I think it needs to be considered that if caricaturing, criticizing, or generalizing Muslims risks legitamizing resentment, hatred, or violence towards innocent people, the Charlie Hebdo massacre makes a pretty good case that it's also possible for criticism of, say, cartoonists to run the risk of legitimizing violence against people with a podium who say things you don't like. After all, someone has to stand up for the "little guy" against those big bullies, right?
...And we're all oh so ready to define the "little guy" as us. We're the outsiders. We're the mavericks. We're the rebels. We're the bullied. What actions could we take against such an entrenched, evil force that would not be justified, given what is arrayed against us?
Amidst all the noise of modern life, it's so damned easy to feel that one has no voice at all, furthering the suggestion that they're justified doing something hideous because, dammit, no one will listen otherwise. That's part of the reason genuinely free speech is important, beyond narrow blinkered ideas that only government can block free speech. It's a bulwark against the idea that only entrenched interests can get heard. Even if some of those things that get heard are offensive or stupid.
There are some ideas, and some ideals, that are important to uphold. It is important to believe that adults, given access to others' ideas and information, can pick the good ones from the bad ones, find information beyond what supports what they already wish to believe, what is comfortable to believe.

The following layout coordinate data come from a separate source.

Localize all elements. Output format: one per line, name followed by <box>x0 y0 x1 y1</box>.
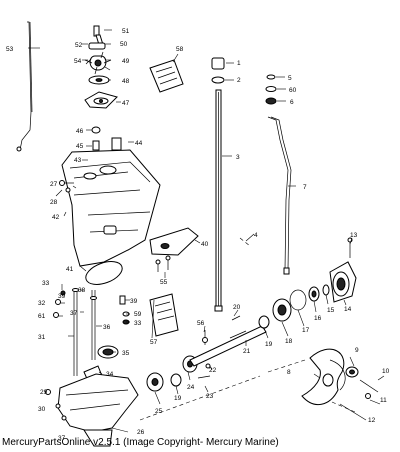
callout-11: 11 <box>380 397 387 404</box>
callout-4: 4 <box>254 232 258 239</box>
water-pump-assembly <box>84 25 118 109</box>
callout-51: 51 <box>122 28 130 35</box>
callout-12: 12 <box>368 417 376 424</box>
callout-58: 58 <box>176 46 184 53</box>
callout-39b: 39 <box>58 293 66 300</box>
leader-lines <box>28 29 385 433</box>
bearing-19b <box>170 373 182 387</box>
bolt-27-part <box>59 180 74 193</box>
pin-56 <box>202 330 208 345</box>
callout-7: 7 <box>303 184 307 191</box>
callout-28: 28 <box>50 199 58 206</box>
callout-5: 5 <box>288 75 292 82</box>
callout-25: 25 <box>155 408 163 415</box>
callout-2: 2 <box>237 77 241 84</box>
callout-47: 47 <box>122 100 130 107</box>
callout-46: 46 <box>76 128 84 135</box>
callout-19b: 19 <box>174 395 182 402</box>
bearing-35 <box>97 345 119 359</box>
seal-17-part <box>289 289 307 311</box>
callout-8: 8 <box>287 369 291 376</box>
callout-45: 45 <box>76 143 84 150</box>
callout-40: 40 <box>201 241 209 248</box>
callout-27: 27 <box>50 181 58 188</box>
bearing-16-part <box>308 286 320 302</box>
callout-26: 26 <box>137 429 145 436</box>
callout-18: 18 <box>285 338 293 345</box>
gasket-41-part <box>85 261 123 285</box>
callout-57: 57 <box>150 339 158 346</box>
callout-59: 59 <box>134 311 142 318</box>
callout-34: 34 <box>106 371 114 378</box>
callout-53: 53 <box>6 46 14 53</box>
callout-10: 10 <box>382 368 390 375</box>
gear-18-part <box>272 298 292 322</box>
callout-3: 3 <box>236 154 240 161</box>
callout-19: 19 <box>265 341 273 348</box>
small-parts-32-33-61 <box>53 290 66 318</box>
kit-box-58 <box>149 59 184 93</box>
callout-24: 24 <box>187 384 195 391</box>
callout-37b: 37 <box>58 435 66 442</box>
callout-50: 50 <box>120 41 128 48</box>
driveshaft-housing-part <box>61 149 161 267</box>
image-caption: MercuryPartsOnline v2.5.1 (Image Copyrig… <box>2 437 279 448</box>
ring-15-part <box>322 284 330 296</box>
callout-33b: 33 <box>134 320 142 327</box>
callout-29: 29 <box>40 389 48 396</box>
callout-9: 9 <box>355 347 359 354</box>
callout-38: 38 <box>78 287 86 294</box>
callout-6: 6 <box>290 99 294 106</box>
prop-hardware-9-10-11 <box>345 366 379 399</box>
callout-22: 22 <box>209 367 217 374</box>
callout-30: 30 <box>38 406 46 413</box>
callout-15: 15 <box>327 307 335 314</box>
callout-39: 39 <box>130 298 138 305</box>
callout-60: 60 <box>289 87 297 94</box>
washers-5-60-6 <box>265 74 277 105</box>
callout-labels: 1 2 3 4 5 60 6 7 8 9 10 11 12 13 14 15 1… <box>6 28 390 442</box>
cover-40-part <box>149 227 199 272</box>
callout-48: 48 <box>122 78 130 85</box>
gear-25-part <box>146 372 164 392</box>
shift-shaft-part <box>267 116 292 275</box>
bearing-carrier-part <box>329 261 357 303</box>
callout-52: 52 <box>75 42 83 49</box>
callout-33: 33 <box>42 280 50 287</box>
callout-44: 44 <box>135 140 143 147</box>
callout-36: 36 <box>103 324 111 331</box>
callout-17: 17 <box>302 327 310 334</box>
callout-56: 56 <box>197 320 205 327</box>
callout-54: 54 <box>74 58 82 65</box>
bolts-29-30 <box>45 389 67 421</box>
callout-23: 23 <box>206 393 214 400</box>
callout-61: 61 <box>38 313 46 320</box>
callout-1: 1 <box>237 60 241 67</box>
callout-41: 41 <box>66 266 74 273</box>
drive-shaft-31 <box>72 288 79 376</box>
callout-55: 55 <box>160 279 168 286</box>
shift-rod-part <box>16 21 33 152</box>
propeller-part <box>301 348 346 405</box>
callout-21: 21 <box>243 348 251 355</box>
callout-20: 20 <box>233 304 241 311</box>
gear-housing-part <box>57 373 139 447</box>
kit-box-57 <box>149 293 179 337</box>
shaft-36-38 <box>90 290 97 360</box>
callout-42: 42 <box>52 214 60 221</box>
callout-37: 37 <box>70 310 78 317</box>
callout-13: 13 <box>350 232 358 239</box>
callout-16: 16 <box>314 315 322 322</box>
gear-19-part <box>258 315 270 329</box>
callout-35: 35 <box>122 350 130 357</box>
callout-49: 49 <box>122 58 130 65</box>
callout-43: 43 <box>74 157 82 164</box>
callout-32: 32 <box>38 300 46 307</box>
propeller-shaft-part <box>189 315 267 367</box>
callout-14: 14 <box>344 306 352 313</box>
water-tube-part <box>211 57 225 312</box>
screw-13-part <box>347 237 353 258</box>
callout-31: 31 <box>38 334 46 341</box>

That they will take the trouble and do the work in order to do what is right.
Every day, we see plenty of examples that fly in the face of that ideal. Yet it is still important to believe in it, even if the world we see around us often doesn't seem to live up to that ideal. That democracy, if imperfect, still works enough that we don't just give in and let a plutocracy or a theocracy or some other form of oligarchy rule our lives.